Personal information
- Full name: Zakiya Dara Randall
- Nickname: Z
- Born: May 12, 1991 (age 34) Arlington, Virginia, U.S.
- Sporting nationality: United States

= Zakiya Randall =

American golfer (born 1991)

Zakiya Dara Randall (/zəˈkiːjə/; born May 12, 1991) is an American golfer, public speaker, model and music producer, known as 'Z'. Born in Arlington, Virginia, she was raised at an early age in the Washington, D.C. metropolitan area and later as a child moved to Atlanta, Georgia.

==Early life and education==
Randall was born in Arlington, Virginia, the only child of Donnie Randall, an engineer, and Tanya Randall an information technology consultant. Randall's father is African-American and her mother is of African-American, Native American and Irish descent. She was homeschooled. Randall's interest in sports and music started at an early age. She has been trained in classical piano. By the age of 9, Randall had won the Atlanta Lawn Tennis Association (ALTA) championship event.

Randall was a member of a child entrepreneurs group.
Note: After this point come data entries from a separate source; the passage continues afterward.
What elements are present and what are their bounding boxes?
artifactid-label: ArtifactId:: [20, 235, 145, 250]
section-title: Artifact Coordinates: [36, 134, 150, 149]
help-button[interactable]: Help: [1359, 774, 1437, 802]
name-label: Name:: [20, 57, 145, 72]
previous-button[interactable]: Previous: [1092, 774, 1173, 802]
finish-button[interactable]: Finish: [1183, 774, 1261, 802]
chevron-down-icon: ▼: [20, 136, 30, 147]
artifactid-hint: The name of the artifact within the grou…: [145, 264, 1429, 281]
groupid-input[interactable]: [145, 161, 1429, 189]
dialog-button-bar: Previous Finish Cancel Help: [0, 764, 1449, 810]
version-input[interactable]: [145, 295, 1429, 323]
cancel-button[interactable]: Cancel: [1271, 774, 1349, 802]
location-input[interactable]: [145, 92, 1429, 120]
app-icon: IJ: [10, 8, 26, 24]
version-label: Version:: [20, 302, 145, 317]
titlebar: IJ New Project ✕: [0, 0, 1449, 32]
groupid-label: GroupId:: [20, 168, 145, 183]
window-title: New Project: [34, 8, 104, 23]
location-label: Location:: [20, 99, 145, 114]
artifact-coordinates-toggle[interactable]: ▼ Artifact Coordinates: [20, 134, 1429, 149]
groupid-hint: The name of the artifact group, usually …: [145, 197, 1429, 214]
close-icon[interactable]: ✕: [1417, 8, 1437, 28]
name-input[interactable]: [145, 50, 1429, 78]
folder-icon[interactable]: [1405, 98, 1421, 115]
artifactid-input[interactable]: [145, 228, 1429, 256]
Randall graduated high school in 2009, and subsequently attended the University of Maryland, where she studied computer science.

== Athletic career ==
Her interest in golf began unexpectedly after joining a family friend on the golf course. She began playing golf in 2001, at age 10. In 2002, her first year of playing golf, she won every tournament she entered and won the Atlanta Junior Golf Association (AJGA) Championship, going on to receive "Player of the Year" in the category of Intermediate Girls 12 and Under. At 14, Randall started gaining national and international attention for winning 35 of 36 junior golf tournaments.

In 2005 she won the overall champion title as well as every tournament she entered in her division in the Georgia PGA Junior Tour. In 2006, at age 15, she became the only Atlantan to win a medal and first place in U.S. Women's Open local qualifier. She also was the youngest athlete nominated for Amateur Athlete of the Year at the Atlanta Sports Awards that year.

Randall, at age 17, became the first female player in Georgia to win at the Championship level against an all amateur men field of players on the Golf Channel Tour.

In 2012, Randall was a contestant on the Golf Channel's Big Break Atlantis.